It isn't surprising. There are lots of reasons why people are unwilling to put their "primary" HN account at risk when they want to say something which can be used against them (or simply down voted into oblivion). When I worked at Google I was very careful about what I said outside of Google, there is very little the company doesn't know about its employees. Being a trouble maker always looked bad on your calibration scores and that translates into real money.
So when folks want to contribute to the conversation in some way (either to support, attack, or deflect it seems) but don't want to do so openly, the new accounts come out. One motivation for having a 24 hr waiting period on posting is to mitigate that, but sometimes folks do bring good data under an extra layer of anonymity.
> Being a trouble maker always looked bad on your
> calibration scores and that translates into real money.
Based on the successful career progressions of several well-known troublemakers at Google, I believe this statement is not currently accurate (if it ever was).

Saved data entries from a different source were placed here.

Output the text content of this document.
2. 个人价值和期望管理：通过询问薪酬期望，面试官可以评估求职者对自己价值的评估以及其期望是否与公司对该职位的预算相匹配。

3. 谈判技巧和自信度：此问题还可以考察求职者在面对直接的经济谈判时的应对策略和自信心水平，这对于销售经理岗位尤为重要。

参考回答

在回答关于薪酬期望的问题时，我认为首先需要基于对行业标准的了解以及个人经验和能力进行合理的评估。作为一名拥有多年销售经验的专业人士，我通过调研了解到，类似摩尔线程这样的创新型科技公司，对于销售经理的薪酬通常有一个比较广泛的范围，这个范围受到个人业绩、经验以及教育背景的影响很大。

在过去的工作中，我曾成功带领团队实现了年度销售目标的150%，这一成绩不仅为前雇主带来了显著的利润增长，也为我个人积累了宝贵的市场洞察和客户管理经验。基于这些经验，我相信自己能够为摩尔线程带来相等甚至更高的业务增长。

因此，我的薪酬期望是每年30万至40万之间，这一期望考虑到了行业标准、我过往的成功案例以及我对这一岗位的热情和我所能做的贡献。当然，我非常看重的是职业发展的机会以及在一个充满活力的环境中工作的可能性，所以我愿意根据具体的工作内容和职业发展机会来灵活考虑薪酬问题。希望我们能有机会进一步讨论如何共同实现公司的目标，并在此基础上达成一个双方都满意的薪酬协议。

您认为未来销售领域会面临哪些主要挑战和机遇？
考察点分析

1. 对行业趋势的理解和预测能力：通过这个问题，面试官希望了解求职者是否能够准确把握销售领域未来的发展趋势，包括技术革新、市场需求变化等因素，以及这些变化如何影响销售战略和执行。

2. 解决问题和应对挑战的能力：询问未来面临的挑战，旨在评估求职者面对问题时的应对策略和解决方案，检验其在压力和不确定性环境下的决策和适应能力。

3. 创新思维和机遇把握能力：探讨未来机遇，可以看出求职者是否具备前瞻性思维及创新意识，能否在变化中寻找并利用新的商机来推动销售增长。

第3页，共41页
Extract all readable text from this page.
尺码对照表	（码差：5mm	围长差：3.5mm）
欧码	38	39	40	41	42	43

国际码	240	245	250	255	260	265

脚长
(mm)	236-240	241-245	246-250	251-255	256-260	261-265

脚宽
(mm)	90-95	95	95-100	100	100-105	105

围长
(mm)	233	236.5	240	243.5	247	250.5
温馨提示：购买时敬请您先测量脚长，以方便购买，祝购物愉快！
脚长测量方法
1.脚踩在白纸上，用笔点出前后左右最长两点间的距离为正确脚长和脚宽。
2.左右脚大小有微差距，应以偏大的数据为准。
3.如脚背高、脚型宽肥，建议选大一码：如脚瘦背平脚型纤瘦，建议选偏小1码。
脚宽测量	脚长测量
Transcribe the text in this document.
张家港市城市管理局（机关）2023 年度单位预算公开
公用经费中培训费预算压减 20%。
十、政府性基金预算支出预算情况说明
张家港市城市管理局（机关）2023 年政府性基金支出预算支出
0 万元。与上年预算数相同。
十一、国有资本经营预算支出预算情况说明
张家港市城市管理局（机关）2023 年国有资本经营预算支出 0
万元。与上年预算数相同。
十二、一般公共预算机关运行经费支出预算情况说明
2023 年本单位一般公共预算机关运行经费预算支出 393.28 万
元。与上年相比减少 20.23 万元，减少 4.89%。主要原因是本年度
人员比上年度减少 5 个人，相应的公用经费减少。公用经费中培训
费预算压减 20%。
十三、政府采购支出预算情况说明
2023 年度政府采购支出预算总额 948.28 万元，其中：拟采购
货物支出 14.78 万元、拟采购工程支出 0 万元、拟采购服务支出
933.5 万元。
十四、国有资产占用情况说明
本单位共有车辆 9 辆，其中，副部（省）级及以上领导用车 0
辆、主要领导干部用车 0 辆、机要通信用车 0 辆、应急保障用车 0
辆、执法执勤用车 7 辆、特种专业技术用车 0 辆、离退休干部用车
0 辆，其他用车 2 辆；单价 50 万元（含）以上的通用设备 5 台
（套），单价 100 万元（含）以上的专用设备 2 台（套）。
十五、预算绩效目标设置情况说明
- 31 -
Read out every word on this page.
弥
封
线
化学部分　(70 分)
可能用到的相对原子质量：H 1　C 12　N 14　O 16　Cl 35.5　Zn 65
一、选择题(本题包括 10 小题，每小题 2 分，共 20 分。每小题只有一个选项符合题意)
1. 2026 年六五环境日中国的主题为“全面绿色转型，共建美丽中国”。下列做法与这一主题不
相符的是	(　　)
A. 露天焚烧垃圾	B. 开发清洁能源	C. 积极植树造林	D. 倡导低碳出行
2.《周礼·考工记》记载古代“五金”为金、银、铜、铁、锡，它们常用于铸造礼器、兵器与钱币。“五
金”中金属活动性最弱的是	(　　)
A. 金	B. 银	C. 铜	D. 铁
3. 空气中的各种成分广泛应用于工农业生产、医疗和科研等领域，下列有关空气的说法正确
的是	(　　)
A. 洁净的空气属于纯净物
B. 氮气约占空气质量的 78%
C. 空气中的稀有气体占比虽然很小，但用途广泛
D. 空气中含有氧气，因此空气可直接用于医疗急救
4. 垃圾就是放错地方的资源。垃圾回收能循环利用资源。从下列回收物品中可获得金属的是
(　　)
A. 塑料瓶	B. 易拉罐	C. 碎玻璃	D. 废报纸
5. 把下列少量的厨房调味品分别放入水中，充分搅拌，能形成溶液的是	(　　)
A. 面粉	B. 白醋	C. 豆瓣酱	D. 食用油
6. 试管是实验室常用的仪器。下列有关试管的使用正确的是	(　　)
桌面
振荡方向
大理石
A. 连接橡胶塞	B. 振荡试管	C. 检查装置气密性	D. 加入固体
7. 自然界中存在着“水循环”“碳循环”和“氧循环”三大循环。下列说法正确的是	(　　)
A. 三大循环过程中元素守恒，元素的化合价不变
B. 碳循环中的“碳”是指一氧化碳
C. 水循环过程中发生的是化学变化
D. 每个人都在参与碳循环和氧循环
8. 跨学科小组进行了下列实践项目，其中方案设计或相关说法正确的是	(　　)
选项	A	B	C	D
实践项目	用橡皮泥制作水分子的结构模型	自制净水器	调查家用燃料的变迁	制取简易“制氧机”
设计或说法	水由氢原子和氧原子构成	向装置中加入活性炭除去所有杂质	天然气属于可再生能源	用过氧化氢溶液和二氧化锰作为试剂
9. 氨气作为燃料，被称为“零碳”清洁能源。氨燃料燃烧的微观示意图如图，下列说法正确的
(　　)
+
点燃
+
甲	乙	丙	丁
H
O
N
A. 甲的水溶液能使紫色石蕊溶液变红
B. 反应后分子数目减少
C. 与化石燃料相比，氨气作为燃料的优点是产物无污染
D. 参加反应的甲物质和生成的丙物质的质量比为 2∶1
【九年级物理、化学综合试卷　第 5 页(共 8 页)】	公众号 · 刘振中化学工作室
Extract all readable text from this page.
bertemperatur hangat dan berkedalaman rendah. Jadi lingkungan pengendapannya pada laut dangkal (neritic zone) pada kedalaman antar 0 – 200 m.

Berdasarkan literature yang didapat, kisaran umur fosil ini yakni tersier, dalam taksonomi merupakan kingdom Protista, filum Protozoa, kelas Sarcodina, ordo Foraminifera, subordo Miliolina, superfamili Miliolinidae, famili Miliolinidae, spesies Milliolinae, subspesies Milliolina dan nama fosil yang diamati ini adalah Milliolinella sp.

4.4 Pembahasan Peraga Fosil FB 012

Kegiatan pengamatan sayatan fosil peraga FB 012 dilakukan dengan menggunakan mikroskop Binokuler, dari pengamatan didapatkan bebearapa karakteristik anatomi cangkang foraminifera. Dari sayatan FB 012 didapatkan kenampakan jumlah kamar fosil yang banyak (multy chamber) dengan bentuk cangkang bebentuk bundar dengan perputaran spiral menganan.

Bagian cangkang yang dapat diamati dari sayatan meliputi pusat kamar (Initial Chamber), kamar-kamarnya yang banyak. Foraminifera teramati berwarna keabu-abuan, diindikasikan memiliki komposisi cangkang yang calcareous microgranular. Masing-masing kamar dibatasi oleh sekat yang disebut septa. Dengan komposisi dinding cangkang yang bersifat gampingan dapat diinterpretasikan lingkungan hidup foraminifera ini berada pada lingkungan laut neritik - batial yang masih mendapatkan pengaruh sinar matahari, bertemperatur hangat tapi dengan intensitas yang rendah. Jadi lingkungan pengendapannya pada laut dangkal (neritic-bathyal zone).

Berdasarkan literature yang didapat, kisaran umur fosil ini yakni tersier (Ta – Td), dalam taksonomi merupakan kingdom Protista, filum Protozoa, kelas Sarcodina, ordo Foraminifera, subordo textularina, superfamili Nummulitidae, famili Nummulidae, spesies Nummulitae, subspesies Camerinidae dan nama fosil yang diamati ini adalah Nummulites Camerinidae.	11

I was far from a model employee at Google - I continued to post on HN, I would challenge executives as to whether their actions were really in the best interests of users, and I would raise complaints I heard about elsewhere internally - and I don't feel like it hurt my career progression at all. I was promoted during my time there, and I largely got my pick of projects. When my old manager left the department, he told me that one of the things he and his superiors had really valued about me was my willingness to call things out that weren't working.
I do think that there's a right way and a wrong way to criticize your organization. As Ben Horowitz says, "Come from the right place." When I would say something negative about Google it's because I want it to be the best company it could be, and I'd often raise complaints internally rather than externally because that's where the decision-makers are. And if you want to be taken seriously, you also need to buckle down and contribute, and listen to considerations you may not have thought of. My manager said once that the folks who get fired are those who "Complain too much and contribute too little", and I can think of some prominent personalities on Hacker News who fit that description. Complain and contribute and you do fine.
> Being a trouble maker always looked bad on your calibration scores and that translates into real money.
Wow. Did you actually see first hand anyone who was punished by Google for things said outside the workplace? And did this extend to topics other than Google?